What is somewhat hidden in the Keras sequential API (which you use here) is that there is in fact an implicit input layer, and the number of its nodes is the dimensionality of the input; see own answer in Keras Sequential model input layer for details.

So, the model you have drawn in your pad actually corresponds to the following Keras model written using the sequential API:

model = Sequential()
model.add(Dense(1,input_dim=3,activation='linear'))

where in the functional API it would be written as:

inputs = Input(shape=(3,))                
outputs = Dense(1, activation='linear')(inputs)     

model = Model(inputs, outputs)

and that's all, i.e. it is actually just linear regression.

I know the bias doesn't have a weight

The bias does have a weight. Again, the useful analogy is with the constant term of linear (or logistic) regression: the bias "input" itself is always 1, and its corresponding coefficient (weight) is learned through the fitting process.

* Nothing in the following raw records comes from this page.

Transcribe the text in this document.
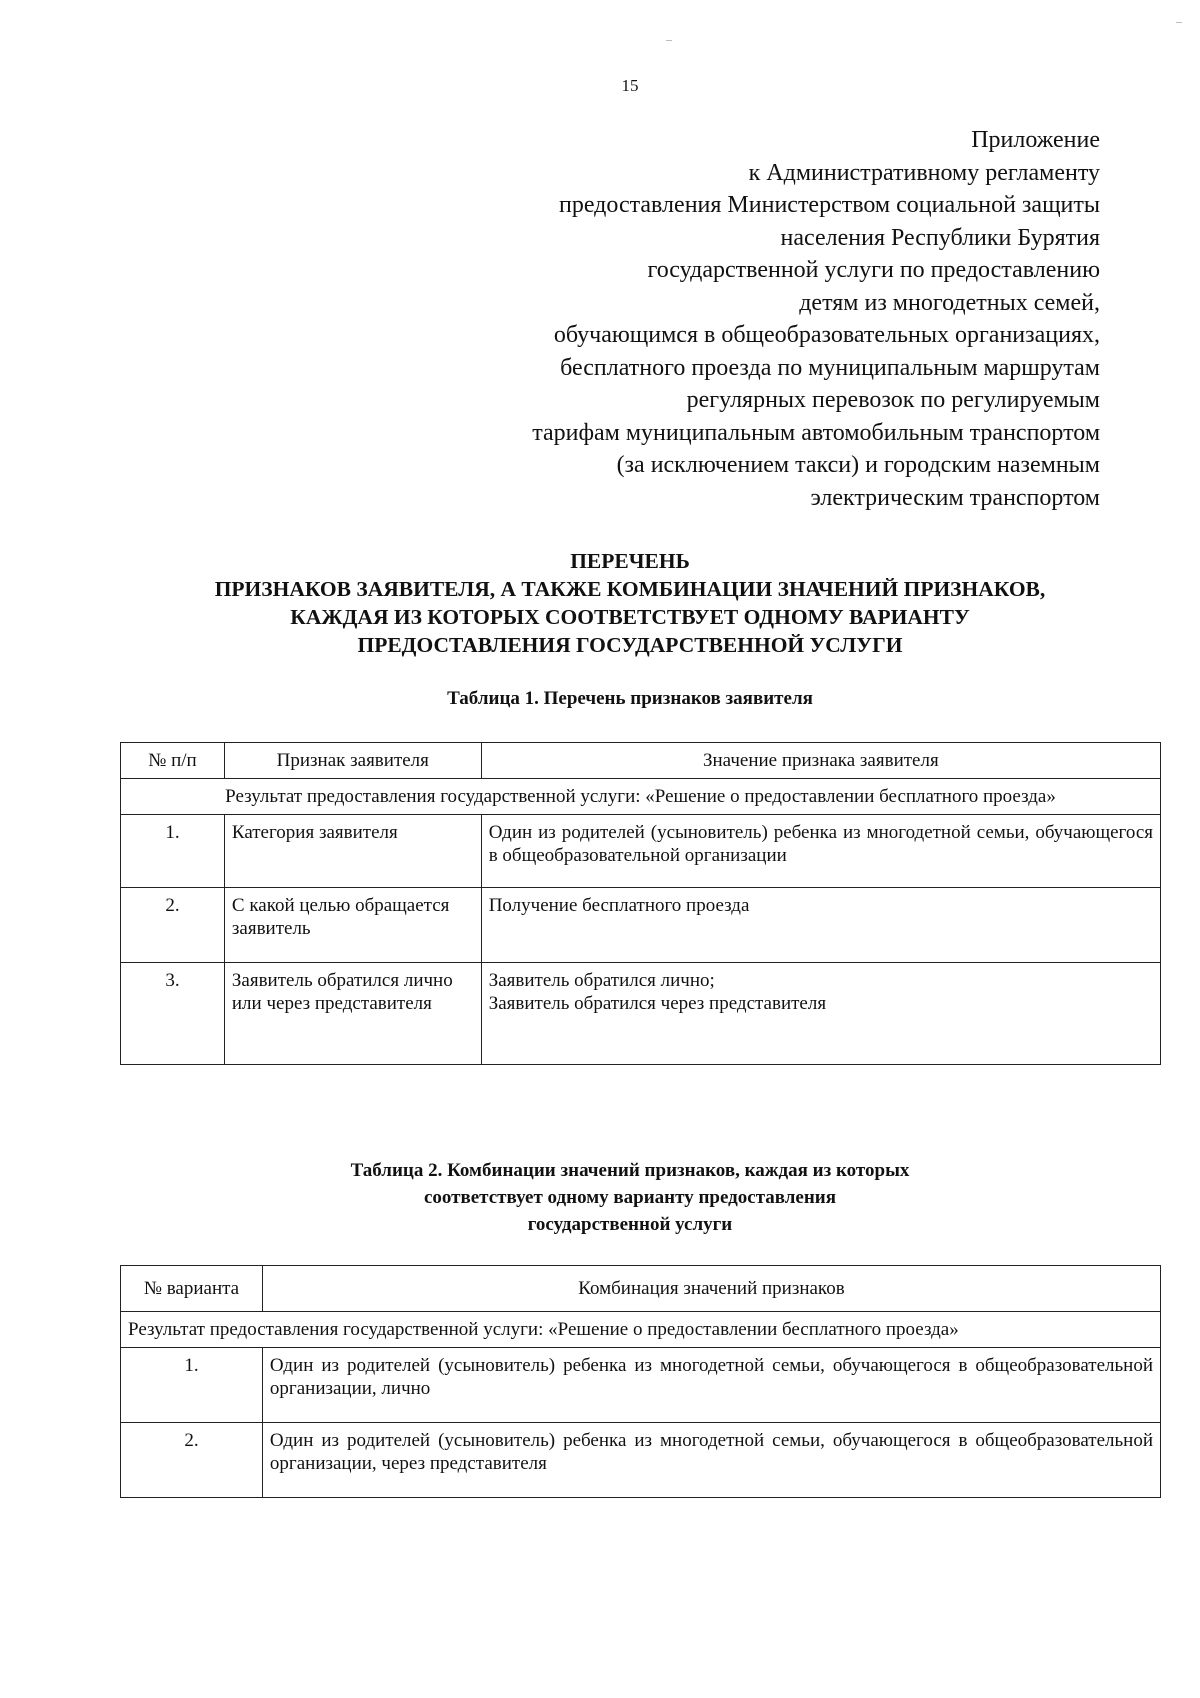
15
Приложение
к Административному регламенту
предоставления Министерством социальной защиты
населения Республики Бурятия
государственной услуги по предоставлению
детям из многодетных семей,
обучающимся в общеобразовательных организациях,
бесплатного проезда по муниципальным маршрутам
регулярных перевозок по регулируемым
тарифам муниципальным автомобильным транспортом
(за исключением такси) и городским наземным
электрическим транспортом
ПЕРЕЧЕНЬ
ПРИЗНАКОВ ЗАЯВИТЕЛЯ, А ТАКЖЕ КОМБИНАЦИИ ЗНАЧЕНИЙ ПРИЗНАКОВ,
КАЖДАЯ ИЗ КОТОРЫХ СООТВЕТСТВУЕТ ОДНОМУ ВАРИАНТУ
ПРЕДОСТАВЛЕНИЯ ГОСУДАРСТВЕННОЙ УСЛУГИ
Таблица 1. Перечень признаков заявителя
№ п/п	Признак заявителя	Значение признака заявителя
Результат предоставления государственной услуги: «Решение о предоставлении бесплатного проезда»		
1.	Категория заявителя	Один из родителей (усыновитель) ребенка из многодетной семьи, обучающегося в общеобразовательной организации

2.	С какой целью обращается заявитель	Получение бесплатного проезда

3.	Заявитель обратился лично или через представителя	Заявитель обратился лично;
Заявитель обратился через представителя
Таблица 2. Комбинации значений признаков, каждая из которых
соответствует одному варианту предоставления
государственной услуги
№ варианта	Комбинация значений признаков
Результат предоставления государственной услуги: «Решение о предоставлении бесплатного проезда»	
1.	Один из родителей (усыновитель) ребенка из многодетной семьи, обучающегося в общеобразовательной организации, лично
2.	Один из родителей (усыновитель) ребенка из многодетной семьи, обучающегося в общеобразовательной организации, через представителя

why the keras model has an activation function in each layer of the network and not just at the end

I trust this has been covered sufficiently in the other answer.

I'm sorry for how basic this is, I want to really understand the process, and I'm doing it from free resources.

We all did; no excuse though to not benefit from Andrew Ng's free & excellent Machine Learning MOOC at Coursera.

Answer 3

Imagine, you have an activation layer only in the last layer (In your case, sigmoid. It can be something else too.. say softmax). The purpose of this is to convert real values to a 0 to 1 range for a classification sort of answer. But, the activation in the inner layers (hidden layers) has a different purpose altogether. This is to introduce nonlinearity. Without the activation (say ReLu, tanh etc.), what you get is a linear function. And how many ever, hidden layers you have, you still end up with a linear function. And finally, you convert this into a nonlinear function in the last layer. This might work in some simple nonlinear problems, but will not be able to capture a complex nonlinear function. Each hidden unit (in each layer) comprises of activation function to incorporate nonlinearity.